Smoke shrugged. “Why anything? Why not a shoe or a lamp or…you know how it is. Nobody knows how these things start. Maybe a pot because it symbolizes a kitchen and food, and it’s mostly food that you want in a raid. Well, food and medicine I guess. Maybe just because they’re sturdy and will hold up to the elements. Does it matter?”

“So that means…someone’s been in there, looking for stuff. You guys?”

“I don’t know. Us, or the fire station people, or even some of the squatters.”

“Squatters?”

“It’s what they’re-what everyone’s calling people who stayed in houses.”

“Even if it was their own houses?”

“Yeah, I know, but that’s what they call them. Not in a shelter, you’re squatting.”

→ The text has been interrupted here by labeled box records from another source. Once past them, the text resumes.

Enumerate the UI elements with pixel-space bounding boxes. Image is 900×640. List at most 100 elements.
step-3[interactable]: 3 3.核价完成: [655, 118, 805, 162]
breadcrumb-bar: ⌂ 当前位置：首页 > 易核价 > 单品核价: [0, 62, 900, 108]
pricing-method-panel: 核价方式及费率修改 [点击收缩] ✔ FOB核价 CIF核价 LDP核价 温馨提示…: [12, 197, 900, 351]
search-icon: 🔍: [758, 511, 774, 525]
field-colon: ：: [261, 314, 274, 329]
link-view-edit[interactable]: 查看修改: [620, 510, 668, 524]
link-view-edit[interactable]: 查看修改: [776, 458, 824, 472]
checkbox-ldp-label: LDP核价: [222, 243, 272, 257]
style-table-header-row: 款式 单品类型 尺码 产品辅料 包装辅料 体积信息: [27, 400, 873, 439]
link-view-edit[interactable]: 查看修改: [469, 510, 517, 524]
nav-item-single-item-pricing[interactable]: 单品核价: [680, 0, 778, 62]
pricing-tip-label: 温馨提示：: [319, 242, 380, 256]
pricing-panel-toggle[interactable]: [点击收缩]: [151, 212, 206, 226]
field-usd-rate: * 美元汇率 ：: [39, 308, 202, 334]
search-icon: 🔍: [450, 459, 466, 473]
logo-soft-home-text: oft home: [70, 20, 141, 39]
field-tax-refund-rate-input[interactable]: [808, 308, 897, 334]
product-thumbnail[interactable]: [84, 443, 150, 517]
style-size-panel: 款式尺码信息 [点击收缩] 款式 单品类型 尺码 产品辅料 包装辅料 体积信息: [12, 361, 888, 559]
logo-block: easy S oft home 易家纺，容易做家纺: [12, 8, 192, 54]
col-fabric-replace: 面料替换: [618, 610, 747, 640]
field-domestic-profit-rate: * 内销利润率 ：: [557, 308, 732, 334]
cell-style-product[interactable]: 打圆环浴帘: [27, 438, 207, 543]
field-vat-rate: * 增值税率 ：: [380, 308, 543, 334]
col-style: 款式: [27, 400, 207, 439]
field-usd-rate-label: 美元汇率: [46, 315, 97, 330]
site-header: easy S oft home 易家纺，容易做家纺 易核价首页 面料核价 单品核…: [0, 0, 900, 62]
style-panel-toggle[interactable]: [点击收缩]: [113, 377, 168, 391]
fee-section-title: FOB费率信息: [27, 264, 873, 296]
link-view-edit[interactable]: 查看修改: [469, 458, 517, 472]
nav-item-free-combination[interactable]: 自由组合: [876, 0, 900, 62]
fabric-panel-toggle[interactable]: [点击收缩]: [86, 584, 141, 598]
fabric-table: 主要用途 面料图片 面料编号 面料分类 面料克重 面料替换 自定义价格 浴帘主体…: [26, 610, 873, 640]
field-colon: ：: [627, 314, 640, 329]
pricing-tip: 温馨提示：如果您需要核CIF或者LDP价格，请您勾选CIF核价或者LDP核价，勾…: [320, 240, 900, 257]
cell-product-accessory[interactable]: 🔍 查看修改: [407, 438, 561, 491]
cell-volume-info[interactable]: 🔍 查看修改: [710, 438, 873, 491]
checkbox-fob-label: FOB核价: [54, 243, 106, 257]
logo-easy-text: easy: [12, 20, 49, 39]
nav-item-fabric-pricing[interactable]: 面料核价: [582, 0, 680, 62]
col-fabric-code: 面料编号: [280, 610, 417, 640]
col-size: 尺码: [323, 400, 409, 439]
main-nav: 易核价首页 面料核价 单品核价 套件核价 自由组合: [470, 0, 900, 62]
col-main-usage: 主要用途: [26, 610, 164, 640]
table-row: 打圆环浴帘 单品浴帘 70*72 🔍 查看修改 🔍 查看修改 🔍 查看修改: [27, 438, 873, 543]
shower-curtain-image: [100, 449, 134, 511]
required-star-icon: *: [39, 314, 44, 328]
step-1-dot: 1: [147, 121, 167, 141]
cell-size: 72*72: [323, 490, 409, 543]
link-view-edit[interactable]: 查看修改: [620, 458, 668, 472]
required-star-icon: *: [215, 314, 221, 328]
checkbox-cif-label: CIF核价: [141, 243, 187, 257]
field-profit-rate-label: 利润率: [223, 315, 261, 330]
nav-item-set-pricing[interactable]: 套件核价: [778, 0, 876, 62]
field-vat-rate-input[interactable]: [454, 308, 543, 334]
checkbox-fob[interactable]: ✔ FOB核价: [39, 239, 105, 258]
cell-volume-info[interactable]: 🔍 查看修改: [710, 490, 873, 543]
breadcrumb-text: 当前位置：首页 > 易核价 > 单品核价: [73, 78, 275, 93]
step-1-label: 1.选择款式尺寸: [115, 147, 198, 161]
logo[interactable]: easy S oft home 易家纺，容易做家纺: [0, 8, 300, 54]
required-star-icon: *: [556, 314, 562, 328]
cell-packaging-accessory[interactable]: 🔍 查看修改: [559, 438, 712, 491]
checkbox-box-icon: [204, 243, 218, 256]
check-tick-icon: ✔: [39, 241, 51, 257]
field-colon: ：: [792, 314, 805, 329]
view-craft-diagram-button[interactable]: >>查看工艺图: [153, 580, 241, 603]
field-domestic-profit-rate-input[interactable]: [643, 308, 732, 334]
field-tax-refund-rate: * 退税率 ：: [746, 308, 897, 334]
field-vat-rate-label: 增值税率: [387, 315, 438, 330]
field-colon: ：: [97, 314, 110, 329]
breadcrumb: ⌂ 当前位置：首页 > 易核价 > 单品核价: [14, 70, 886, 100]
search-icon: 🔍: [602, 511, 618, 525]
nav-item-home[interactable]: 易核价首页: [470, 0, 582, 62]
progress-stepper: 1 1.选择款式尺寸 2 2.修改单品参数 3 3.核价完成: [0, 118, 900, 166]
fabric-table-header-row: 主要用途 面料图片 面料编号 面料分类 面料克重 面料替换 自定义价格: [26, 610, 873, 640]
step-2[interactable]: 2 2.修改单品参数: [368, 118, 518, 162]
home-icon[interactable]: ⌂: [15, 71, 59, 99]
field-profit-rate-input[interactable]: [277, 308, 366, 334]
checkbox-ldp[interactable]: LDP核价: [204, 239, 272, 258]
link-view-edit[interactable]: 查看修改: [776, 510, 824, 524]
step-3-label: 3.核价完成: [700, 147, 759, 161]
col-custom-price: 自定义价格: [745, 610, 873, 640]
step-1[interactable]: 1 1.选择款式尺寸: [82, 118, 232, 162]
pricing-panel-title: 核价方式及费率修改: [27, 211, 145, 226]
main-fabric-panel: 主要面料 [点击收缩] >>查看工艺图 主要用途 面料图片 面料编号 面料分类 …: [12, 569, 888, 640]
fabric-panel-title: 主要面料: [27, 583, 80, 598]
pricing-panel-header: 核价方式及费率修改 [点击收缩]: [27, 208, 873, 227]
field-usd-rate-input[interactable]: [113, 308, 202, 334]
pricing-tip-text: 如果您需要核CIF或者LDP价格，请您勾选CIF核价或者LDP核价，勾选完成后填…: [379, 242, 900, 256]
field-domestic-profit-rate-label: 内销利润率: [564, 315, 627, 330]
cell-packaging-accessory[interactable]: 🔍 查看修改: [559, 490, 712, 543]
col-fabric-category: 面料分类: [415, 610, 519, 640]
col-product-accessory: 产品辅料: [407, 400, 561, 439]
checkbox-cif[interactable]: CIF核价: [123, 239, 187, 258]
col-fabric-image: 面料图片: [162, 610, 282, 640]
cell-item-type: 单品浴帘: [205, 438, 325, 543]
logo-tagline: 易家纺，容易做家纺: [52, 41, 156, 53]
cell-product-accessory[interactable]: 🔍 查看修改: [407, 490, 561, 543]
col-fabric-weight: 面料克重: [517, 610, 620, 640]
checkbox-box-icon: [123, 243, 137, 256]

They passed the little clump of buildings and reached another bend in the road. Around the corner the road sloped down again and widened, sidewalks lining the street where the ranchers and foursquare houses were lined up neatly.

“Are there squatters here?” Cass asked, her stomach turning with unease. “In these houses?”

“Last time I came this way, yes, there were,” Smoke said. “We’ve mostly been going over toward Terryville when we go raiding. There’s a group sheltering there in the mall, but they’ve had a hard time with security. Our location’s good, I think-not so many Beaters since they like to stay in towns. The school’s just rural enough that we don’t see as many of them. At least, not until very recently.”

“Do you know which houses have people in them?” Cass asked.

Smoke looked along the row. They were walking in the middle of the street, their steps echoing slightly. “I wish I could tell you. Obviously, not the ones with the stone piles. And not like that .” He pointed at a house whose garage door had been crumpled inward by a pickup truck that was still parked there at an odd angle, back tires digging into the front lawn. A big picture window had been shattered and furniture and lamps were strewn across the front porch.